Research Paper Volume 12, Issue 7 pp 6089—6108

Figure 5. Estradiol-induced senescence of hypothalamic astrocytes contributes to aging-related declines in female reproductive function. (A) HPLC chromatogram of standard progesterone (left) and hypothalamic tissue extract of 3-month-old and 10-month-old mice.
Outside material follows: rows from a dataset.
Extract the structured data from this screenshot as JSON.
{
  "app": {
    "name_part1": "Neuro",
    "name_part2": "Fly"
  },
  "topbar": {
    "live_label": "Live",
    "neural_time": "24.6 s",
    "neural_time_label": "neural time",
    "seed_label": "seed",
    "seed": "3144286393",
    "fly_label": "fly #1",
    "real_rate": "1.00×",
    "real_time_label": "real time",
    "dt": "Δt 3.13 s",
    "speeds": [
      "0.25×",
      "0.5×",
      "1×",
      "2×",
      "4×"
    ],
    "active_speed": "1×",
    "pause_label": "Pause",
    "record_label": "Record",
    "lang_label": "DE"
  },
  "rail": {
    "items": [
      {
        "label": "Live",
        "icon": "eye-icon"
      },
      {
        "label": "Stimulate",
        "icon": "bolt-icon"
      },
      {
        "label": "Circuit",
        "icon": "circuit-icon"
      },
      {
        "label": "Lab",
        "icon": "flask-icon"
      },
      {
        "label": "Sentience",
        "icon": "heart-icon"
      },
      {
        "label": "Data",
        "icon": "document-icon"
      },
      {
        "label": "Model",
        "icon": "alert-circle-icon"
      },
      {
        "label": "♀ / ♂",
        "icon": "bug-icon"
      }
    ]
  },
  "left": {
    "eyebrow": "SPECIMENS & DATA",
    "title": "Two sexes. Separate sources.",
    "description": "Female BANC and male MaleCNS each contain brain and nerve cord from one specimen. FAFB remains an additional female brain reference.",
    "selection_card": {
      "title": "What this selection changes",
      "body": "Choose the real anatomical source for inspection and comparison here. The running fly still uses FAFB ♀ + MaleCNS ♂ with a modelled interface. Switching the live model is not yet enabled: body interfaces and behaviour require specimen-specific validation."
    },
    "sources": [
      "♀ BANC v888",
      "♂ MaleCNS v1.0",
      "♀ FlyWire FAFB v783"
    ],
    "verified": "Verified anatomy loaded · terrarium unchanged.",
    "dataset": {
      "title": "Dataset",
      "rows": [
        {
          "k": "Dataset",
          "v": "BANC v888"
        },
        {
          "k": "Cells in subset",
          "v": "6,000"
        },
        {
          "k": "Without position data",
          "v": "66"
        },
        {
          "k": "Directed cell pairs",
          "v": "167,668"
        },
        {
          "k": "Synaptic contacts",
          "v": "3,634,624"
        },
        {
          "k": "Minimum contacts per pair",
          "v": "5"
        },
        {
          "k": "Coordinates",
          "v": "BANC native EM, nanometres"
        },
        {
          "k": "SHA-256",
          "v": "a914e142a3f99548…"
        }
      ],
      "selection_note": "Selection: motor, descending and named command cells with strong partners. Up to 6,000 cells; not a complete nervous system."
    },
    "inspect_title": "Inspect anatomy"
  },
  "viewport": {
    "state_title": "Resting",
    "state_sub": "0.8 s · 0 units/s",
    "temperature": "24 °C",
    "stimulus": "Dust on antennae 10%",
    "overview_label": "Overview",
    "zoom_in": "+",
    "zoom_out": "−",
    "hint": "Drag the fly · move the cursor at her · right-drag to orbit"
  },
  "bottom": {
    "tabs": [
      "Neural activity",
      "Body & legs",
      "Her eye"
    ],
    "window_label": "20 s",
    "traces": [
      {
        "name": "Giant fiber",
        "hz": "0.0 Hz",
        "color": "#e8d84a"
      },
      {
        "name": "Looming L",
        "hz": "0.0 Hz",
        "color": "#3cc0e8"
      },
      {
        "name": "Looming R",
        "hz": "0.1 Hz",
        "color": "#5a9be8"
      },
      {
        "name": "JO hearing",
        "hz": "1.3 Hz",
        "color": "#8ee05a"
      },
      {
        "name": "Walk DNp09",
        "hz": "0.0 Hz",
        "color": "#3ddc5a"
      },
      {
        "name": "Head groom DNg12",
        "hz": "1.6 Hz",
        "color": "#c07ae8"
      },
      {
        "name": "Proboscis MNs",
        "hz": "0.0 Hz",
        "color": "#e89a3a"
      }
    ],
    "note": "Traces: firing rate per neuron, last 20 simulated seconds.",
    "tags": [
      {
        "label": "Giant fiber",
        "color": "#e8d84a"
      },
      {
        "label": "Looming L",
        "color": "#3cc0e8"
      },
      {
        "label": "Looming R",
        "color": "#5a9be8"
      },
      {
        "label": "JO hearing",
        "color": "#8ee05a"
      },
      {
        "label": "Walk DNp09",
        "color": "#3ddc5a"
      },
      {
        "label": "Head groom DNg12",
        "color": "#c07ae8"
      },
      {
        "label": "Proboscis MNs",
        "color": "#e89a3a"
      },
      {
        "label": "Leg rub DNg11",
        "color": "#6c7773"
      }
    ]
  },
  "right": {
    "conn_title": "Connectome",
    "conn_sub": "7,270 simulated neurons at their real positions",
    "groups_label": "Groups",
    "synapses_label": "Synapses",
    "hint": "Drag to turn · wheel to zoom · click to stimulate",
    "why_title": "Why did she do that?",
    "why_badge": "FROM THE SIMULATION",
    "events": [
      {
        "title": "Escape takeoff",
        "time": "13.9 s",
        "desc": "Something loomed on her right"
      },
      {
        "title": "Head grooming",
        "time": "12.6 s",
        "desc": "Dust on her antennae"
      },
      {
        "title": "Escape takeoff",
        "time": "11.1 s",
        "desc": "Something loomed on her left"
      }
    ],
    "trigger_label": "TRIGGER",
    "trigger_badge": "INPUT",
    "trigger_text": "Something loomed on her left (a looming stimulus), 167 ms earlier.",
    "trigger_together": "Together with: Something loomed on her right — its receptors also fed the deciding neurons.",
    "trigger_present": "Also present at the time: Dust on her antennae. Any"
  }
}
The p-value was determined by Student’s t test: ** p<0.01, n=3. (B) Effects of estrous cycle and age on the levels of P450scc and 3β-HSD mRNA in hypothalamus as determined by qPCR. The p-value was determined by Two-way ANOVA: ** p< 0.01, n = 3. (C) Both 2-OHE₂-ACM and 4-OHE₂-ACM inhibited the secretion of GnRH from GT1-7 cells. The p-value was determined by One-way ANOVA: *p<0.05, n=3-4. (D) Effects of estrous cycle and age on the levels of TNF-α, IL-1β, IL-6 and IL-8 mRNA in hypothalamus as determined by qPCR. The p-value was determined by Two-way ANOVA: *p<0.05, ** p< 0.01, n = 3 (upper). Effects of estradiol on the levels of TNF-α, IL-1β, IL-6 and IL-8 mRNA in hypothalamic primary cultured astrocytes as determined by qPCR (n=3-6). The p-value was determined by One-way ANOVA:*p<0.05, ** p< 0.01 (blew). (E) Effects of estrous cycle and age on the levels of TGF-α, TGF-β1, and IGF1 mRNA in hypothalamus as determined by qPCR (n = 3). The p-value was determined by Two-way ANOVA: *p<0.05, ** p< 0.01 (upper). Detection of TGF-α, TGF-β1, and IGF1 mRNA levels with 2-OHE₂ and 4-OHE₂ intervention (n=3). The p-value was determined by One-way ANOVA:*p<0.05, ** p< 0.01.